“It's so we continue to offer reliable, high-quality service. It's being able to improve our products alongside the tech trends, the market trends, but also innovation.
“We're incredibly lucky we get that funding and that resource to constantly keep ourselves up to date with technology and trends.”
Indeed, while companies in the financial services industry and beyond are thinking about incorporating, or beginning to incorporate, artificial intelligence into business practices, the tech provider has been offering machine learning models to wealth managers since 2020 via its Insight product, which can offer recommendations tailored to individual clients.

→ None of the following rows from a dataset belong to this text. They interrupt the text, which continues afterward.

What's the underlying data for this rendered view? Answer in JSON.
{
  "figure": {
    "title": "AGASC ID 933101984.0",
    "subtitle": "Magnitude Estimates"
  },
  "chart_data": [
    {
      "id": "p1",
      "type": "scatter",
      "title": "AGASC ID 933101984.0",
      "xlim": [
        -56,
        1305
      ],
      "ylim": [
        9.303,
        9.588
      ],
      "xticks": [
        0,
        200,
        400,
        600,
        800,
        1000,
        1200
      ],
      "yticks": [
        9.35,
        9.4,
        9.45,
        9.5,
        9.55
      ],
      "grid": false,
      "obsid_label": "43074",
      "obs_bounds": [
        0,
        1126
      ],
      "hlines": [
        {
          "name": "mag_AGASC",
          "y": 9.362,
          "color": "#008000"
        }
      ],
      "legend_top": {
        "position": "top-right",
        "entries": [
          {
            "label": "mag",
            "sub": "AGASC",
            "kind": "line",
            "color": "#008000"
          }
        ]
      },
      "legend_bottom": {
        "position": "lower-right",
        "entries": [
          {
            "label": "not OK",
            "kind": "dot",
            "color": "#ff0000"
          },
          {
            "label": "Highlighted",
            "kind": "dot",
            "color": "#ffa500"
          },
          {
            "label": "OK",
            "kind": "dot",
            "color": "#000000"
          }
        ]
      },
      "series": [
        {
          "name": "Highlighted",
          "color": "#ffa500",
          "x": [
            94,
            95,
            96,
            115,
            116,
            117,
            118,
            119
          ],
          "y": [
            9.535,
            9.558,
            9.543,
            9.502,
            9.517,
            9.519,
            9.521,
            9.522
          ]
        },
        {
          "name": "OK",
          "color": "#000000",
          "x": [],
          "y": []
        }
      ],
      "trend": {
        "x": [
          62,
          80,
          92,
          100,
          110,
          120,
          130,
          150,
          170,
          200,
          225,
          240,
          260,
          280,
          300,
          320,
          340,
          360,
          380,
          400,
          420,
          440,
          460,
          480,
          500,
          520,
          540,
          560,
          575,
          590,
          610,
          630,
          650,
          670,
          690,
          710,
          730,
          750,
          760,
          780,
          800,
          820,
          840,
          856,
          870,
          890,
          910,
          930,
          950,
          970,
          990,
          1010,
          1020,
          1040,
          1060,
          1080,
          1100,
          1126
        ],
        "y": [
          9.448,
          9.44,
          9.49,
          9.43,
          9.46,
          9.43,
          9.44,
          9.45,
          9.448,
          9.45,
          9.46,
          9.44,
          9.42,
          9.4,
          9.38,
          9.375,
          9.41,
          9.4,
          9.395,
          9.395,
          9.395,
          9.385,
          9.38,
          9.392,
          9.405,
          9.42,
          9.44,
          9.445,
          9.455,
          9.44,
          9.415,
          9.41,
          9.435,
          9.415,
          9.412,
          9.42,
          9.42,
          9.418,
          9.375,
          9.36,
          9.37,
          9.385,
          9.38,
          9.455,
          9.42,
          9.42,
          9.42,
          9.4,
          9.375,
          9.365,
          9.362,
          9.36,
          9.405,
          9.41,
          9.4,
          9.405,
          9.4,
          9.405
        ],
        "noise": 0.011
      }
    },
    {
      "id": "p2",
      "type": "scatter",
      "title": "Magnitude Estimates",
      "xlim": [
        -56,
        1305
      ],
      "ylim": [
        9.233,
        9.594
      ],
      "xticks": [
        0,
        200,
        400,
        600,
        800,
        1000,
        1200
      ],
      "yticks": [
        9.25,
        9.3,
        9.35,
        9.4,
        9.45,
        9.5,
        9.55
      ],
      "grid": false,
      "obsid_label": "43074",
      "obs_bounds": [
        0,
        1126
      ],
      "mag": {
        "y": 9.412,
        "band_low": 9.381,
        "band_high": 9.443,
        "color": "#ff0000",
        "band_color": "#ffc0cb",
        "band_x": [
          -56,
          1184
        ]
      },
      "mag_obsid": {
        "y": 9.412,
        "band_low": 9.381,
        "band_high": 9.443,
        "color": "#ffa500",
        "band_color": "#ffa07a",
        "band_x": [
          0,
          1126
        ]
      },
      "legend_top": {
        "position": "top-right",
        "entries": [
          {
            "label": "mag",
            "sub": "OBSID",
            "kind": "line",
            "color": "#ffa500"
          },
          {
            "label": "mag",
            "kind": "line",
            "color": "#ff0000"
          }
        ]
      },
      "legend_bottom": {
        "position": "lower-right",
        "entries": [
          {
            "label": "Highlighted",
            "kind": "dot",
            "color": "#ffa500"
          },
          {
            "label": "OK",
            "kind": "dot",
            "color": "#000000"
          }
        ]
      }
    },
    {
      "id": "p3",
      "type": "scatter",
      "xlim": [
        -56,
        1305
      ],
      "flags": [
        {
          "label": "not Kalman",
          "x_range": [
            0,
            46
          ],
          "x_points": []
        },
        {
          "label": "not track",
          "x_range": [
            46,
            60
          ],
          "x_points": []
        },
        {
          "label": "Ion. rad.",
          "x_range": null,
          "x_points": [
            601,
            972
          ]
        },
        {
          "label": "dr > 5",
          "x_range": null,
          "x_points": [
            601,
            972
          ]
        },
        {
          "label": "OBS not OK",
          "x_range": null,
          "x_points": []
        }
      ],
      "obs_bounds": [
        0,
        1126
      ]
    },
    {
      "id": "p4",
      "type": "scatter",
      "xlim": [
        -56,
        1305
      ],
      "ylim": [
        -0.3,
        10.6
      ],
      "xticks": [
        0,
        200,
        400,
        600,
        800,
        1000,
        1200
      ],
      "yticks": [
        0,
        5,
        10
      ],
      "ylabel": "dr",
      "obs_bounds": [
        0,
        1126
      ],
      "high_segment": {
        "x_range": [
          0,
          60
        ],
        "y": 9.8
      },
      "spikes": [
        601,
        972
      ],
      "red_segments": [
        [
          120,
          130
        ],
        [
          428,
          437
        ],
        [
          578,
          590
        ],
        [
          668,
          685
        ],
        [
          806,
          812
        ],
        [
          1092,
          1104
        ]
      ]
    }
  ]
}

The models use data such as a client’s age, attitude to risk and investment goals, product preferences of previous clients with a similar profile, and in-house investment research, which is processed by algorithms to make a recommendation for a wealth manager’s approval before it is presented to the client.
Despite this, Rao says Avaloq is not a niche vendor that builds AI products, but that its Insight product – a data analytics platform that consolidates data from Avaloq systems and third-party systems – enables clients to further employ AI.
“If you look at some of our clients – the universal banks all the way through to the small regional wealth managers – they sit on a lot of data.
"So we've invested an enormous amount in our data foundation layer [Avaloq Insight], which gives access to real-time data in an understandable format.
“AI is as good as the data that you give it. It's then giving the possibility to our client base, with what we can do with the data foundation layer and analytics platform, so then they can go away and make use of the AI piece.”
But to leverage and take advantage of AI in a regulated space will require a lot of thinking from clients, Rao adds. “And genuinely, they are thinking. I can see it, because it starts off with the data.”
Avaloq may not be a niche tech vendor that builds AI products at the moment, but when asked whether Avaloq’s future in the UK wealth management industry could involve developing AI applications, the short answer, Rao says, is yes.